Kurz noted that this time, following the recent spate of violence, the Jewish kids from Modi’in came specifically to have exposure to the Arab kids, given their wholly Jewish hometown. The Arab kids from Ramle, however, coexist with Jews in their city, he said, and usually come to baseball for the introduction to the all-American sport.

They come to Baptist Village on late Thursday afternoon, where they do some warm-ups on the field and at batting stations. After dinner there’s usually an evening game followed by a movie and time to hang out.

On Friday morning, they start with breakfast and a round robin of morning games before gathering for lunch and a final session to discuss the experience.

Kurz said he expected some negative reactions at this most recent session, given the recent wave of terror attacks and tension. But the only problem was that the kids stayed up too late and dragged a little the next morning.

“It generates this feeling of being pretty much all the same,” said Lipshitz Sugarman. “There’s no grand political statement, they’re all just positive.”

Peter Kurz inadvertently became involved in the local baseball association when his son started playing (Courtesy Israel Association of Baseball)

The program is still new for the Israel Baseball Association, which has been in existence for 25 years. There are around 1,000 people playing baseball in Israel, with teams and games for kids and adults.

Some get to play on proper baseball fields, like the one in Baptist Village and Kibbutz Gezer, near Ramle, but most end up running bases on soccer fields and empty lots, added Kurz. Funding for the baseball program comes from the Jewish National Fund’s Project Baseball, which does some baseball field development, as well as from Citibank Israel and other individual donors.

Half a dozen national teams play overseas each summer, in youth and adult championships in Europe.

Like many of the parents involved in the organization, both Kurz and Lipshitz Sugarman became involved because their own children played baseball.
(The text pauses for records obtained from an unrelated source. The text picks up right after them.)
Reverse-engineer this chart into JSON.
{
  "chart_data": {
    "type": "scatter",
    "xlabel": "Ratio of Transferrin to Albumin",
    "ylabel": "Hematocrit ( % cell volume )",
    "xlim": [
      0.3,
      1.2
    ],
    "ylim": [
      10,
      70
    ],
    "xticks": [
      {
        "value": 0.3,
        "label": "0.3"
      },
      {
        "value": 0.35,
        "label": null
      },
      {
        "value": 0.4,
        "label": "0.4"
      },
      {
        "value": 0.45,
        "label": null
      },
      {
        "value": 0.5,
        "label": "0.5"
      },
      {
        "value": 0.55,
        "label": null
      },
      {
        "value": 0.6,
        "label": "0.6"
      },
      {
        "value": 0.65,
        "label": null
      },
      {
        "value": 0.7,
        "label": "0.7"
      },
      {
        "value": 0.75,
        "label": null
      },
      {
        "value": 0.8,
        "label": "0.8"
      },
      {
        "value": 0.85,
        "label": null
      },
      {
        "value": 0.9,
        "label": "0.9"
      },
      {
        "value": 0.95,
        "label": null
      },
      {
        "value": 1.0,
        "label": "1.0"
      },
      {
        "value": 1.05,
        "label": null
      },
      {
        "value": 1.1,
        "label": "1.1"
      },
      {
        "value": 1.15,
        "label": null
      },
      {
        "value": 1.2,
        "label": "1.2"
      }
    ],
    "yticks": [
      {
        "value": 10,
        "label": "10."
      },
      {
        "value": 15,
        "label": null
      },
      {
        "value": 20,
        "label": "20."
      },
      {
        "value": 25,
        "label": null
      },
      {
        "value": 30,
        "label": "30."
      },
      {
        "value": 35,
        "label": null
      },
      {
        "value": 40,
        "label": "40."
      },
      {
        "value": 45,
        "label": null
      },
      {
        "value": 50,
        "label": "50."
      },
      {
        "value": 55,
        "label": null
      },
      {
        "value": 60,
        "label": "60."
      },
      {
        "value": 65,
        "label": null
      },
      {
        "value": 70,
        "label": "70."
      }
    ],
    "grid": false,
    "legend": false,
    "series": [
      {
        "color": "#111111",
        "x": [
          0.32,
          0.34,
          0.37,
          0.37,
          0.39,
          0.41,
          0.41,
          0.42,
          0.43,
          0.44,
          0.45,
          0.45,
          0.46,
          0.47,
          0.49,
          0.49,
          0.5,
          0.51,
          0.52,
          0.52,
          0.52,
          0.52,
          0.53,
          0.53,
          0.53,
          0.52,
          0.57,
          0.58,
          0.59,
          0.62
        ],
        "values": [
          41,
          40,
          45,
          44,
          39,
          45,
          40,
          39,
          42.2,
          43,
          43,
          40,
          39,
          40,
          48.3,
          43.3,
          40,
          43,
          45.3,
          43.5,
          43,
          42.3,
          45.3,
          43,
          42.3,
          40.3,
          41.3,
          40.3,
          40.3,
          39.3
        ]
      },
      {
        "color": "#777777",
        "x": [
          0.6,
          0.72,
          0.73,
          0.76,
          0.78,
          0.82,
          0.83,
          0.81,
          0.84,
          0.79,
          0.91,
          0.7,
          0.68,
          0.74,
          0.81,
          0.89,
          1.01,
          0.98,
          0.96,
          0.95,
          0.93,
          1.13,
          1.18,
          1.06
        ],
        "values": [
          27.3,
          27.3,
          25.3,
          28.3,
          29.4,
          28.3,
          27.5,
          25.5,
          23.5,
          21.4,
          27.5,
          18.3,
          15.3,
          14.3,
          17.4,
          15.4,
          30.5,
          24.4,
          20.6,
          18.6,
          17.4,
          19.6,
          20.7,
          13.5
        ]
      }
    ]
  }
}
Kurz said he was more of a fan than a player as a kid growing up in Manhattan, but ended up coaching a Tel Aviv team when they needed someone to fill in.

“The head coach told me, ‘You know a lot more than they do,’” he said, when he was asked to step up from assistant coach to head coach.

“Growing up in New York, baseball is just ingrained in you,” he said. “For kids here, it’s not ingrained in them. They come because their parents send them to learn English on the field or to get rid of them on Friday afternoon so they can take a nap. Israeli parents are much less involved than American parents.”

“It shouldn’t be a big deal for an Arab kid and a Jewish kid to eat breakfast together and chat and toss a ball”

The Baseball for All program is geared for sixth graders, an age when kids are relatively coordinated and old enough to be away from home for a night, but not “too old to have hardened ideas about each other,” said Lipshitz Sugarman.

The organization’s officials also meet with the players’ parents in between the games, bringing them to play on the field as well, in order to have a taste of what their kids are experiencing.

“We had Muslim women wearing abayas and they grabbed gloves and were throwing balls,” said Lipshitz Sugarman. “So much positive comes out of it.”

The players may eventually end up on different teams, competing against each other but they also train together at summer camps and holiday clinics.

The association hopes to include several Ramle teams in the national league next spring, and to introduce other Arab towns to the sport. They also want to work with Tel Aviv’s Regosin School, an elementary school with a mixed population of local kids born to foreign workers and refugees from Africa.

“It shouldn’t be a big deal for an Arab kid and a Jewish kid to eat breakfast together and chat and toss a ball,” said Lipshitz Sugarman. “We make it something that you do. We’re not bringing world peace but it can bing a small group of kids to walk out of here and have a different attitude.”